Atleti, por cabezonería

Atleti, por cabezonería

Vital. El Atlético salió al feudo de Los Cármenes sabiendo que el Sevilla se había dejado dos puntos ante el Leganés, por lo que la jornada podía ser redonda. Y lo fue gracias a un tanto de Griezmann en la recta final de partido. Pudo hacerlo antes, pero al Atleti le cuesta muchísimo marcar un gol. Es increíble que un equipo con delanteros de la talla del propio delantero francés, Gameiro, Torres, Correa, Carrasco... tenga tantos problemas a la hora de marcar. Pero finalmente logró hacerlo y se llevó tres puntos de oro, tres puntos vitales en la lucha por el tercer puesto liguero. El Atlético ganó por fe, por cabezonería, porque tenía que hacerlo. No cabía otra.

La lucha. Esa misma cabezonería es la que le mantiene al Atlético arriba, a cinco puntos del Sevilla. El conjunto sevillista visita el Calderón el domingo, por lo que la distancia puede quedar reducida aún mucho más. Es verdad que al Atlético le ha pasado de todo esta temporada y las lesiones se han cebado con el equipo rojiblanco. Pese a todo, el Atlético sigue peleando, sufriendo, compitiendo... Pese a todas las dificultades, los rojiblancos no dan por perdida esa tercera posición.

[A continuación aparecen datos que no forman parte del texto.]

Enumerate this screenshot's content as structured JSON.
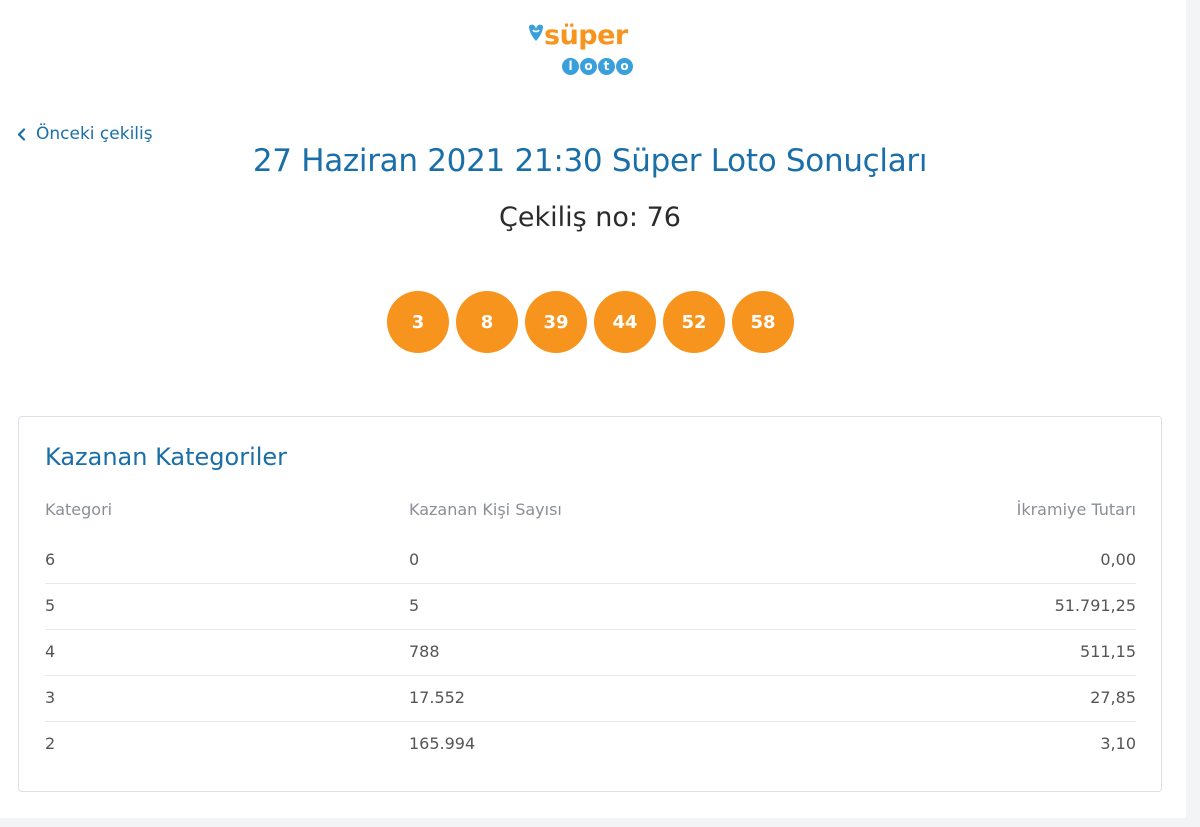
{
  "logo": {
    "brand_top": "süper",
    "brand_bottom": [
      "l",
      "o",
      "t",
      "o"
    ]
  },
  "nav": {
    "prev_label": "Önceki çekiliş"
  },
  "header": {
    "title": "27 Haziran 2021 21:30 Süper Loto Sonuçları",
    "draw_no": "Çekiliş no: 76"
  },
  "balls": [
    "3",
    "8",
    "39",
    "44",
    "52",
    "58"
  ],
  "winners": {
    "title": "Kazanan Kategoriler",
    "columns": [
      "Kategori",
      "Kazanan Kişi Sayısı",
      "İkramiye Tutarı"
    ],
    "rows": [
      {
        "category": "6",
        "winners": "0",
        "prize": "0,00"
      },
      {
        "category": "5",
        "winners": "5",
        "prize": "51.791,25"
      },
      {
        "category": "4",
        "winners": "788",
        "prize": "511,15"
      },
      {
        "category": "3",
        "winners": "17.552",
        "prize": "27,85"
      },
      {
        "category": "2",
        "winners": "165.994",
        "prize": "3,10"
      }
    ]
  },
  "colors": {
    "accent_blue": "#1b6fa8",
    "ball_orange": "#f7941d",
    "loto_blue": "#3aa0dc"
  }
}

Fuera de casa. El Atlético tenía miedo a la salida del Granada y supo jugarle al conjunto granadino en el inicio del partido. Luego fue superado. Pero en la segunda mitad los madrileños se fueron a por el partido. El Atlético encadena 6 encuentros de Liga sin conocer la derrota fuera de casa (dos empates y cuatro victorias). Desde el 12 de diciembre, cuando cayó ante el Villarreal, el Atlético no pierde en Liga lejos de su estadio. Esto no sucedía desde la temporada 2013-14.

Decisivo. Griezmann fue, una vez más, decisivo. Marcó su gol 21 de la temporada (13 en el campeonato liguero, cuatro en Copa y cuatro en Champions). La jugada del gol fue muy trabajada, tocando la pelota antes de lanzarla al área para mover a la defensa del Granada. Griezmann también marcó por cabezonería. No hizo un buen segundo tiempo, pero siempre está en el sitio justo y en el momento ideal.

Savic. La fe y las ganas de este Atleti se pueden ver en una imagen: Savic sangrando sin querer marcharse del campo, sin querer abandonar el terreno de juego. El árbitro tuvo que echarle prácticamente del campo porque se negaba a irse. Eso es el Atleti, juegue quien juegue. Lo haga él o Giménez, o Lucas o Godín. Derrochando coraje y corazón (y sangre), el Atleti derribó el muro del Granada e hizo feliz a toda su hinchada, especialmente a ese millar de seguidores que vieron al equipo en directo. 

Otra final. El Atlético afronta ahora el partido de Champions ante el Bayer Leverkusen y posteriormente la final ante el Sevilla. Cuando el Atleti viaja al Pizjuán siempre encuentra las máximas dificultades y el conjunto sevillista nunca regala nada. Es la hora de emplearse con esa máxima intensidad que aplica el rival.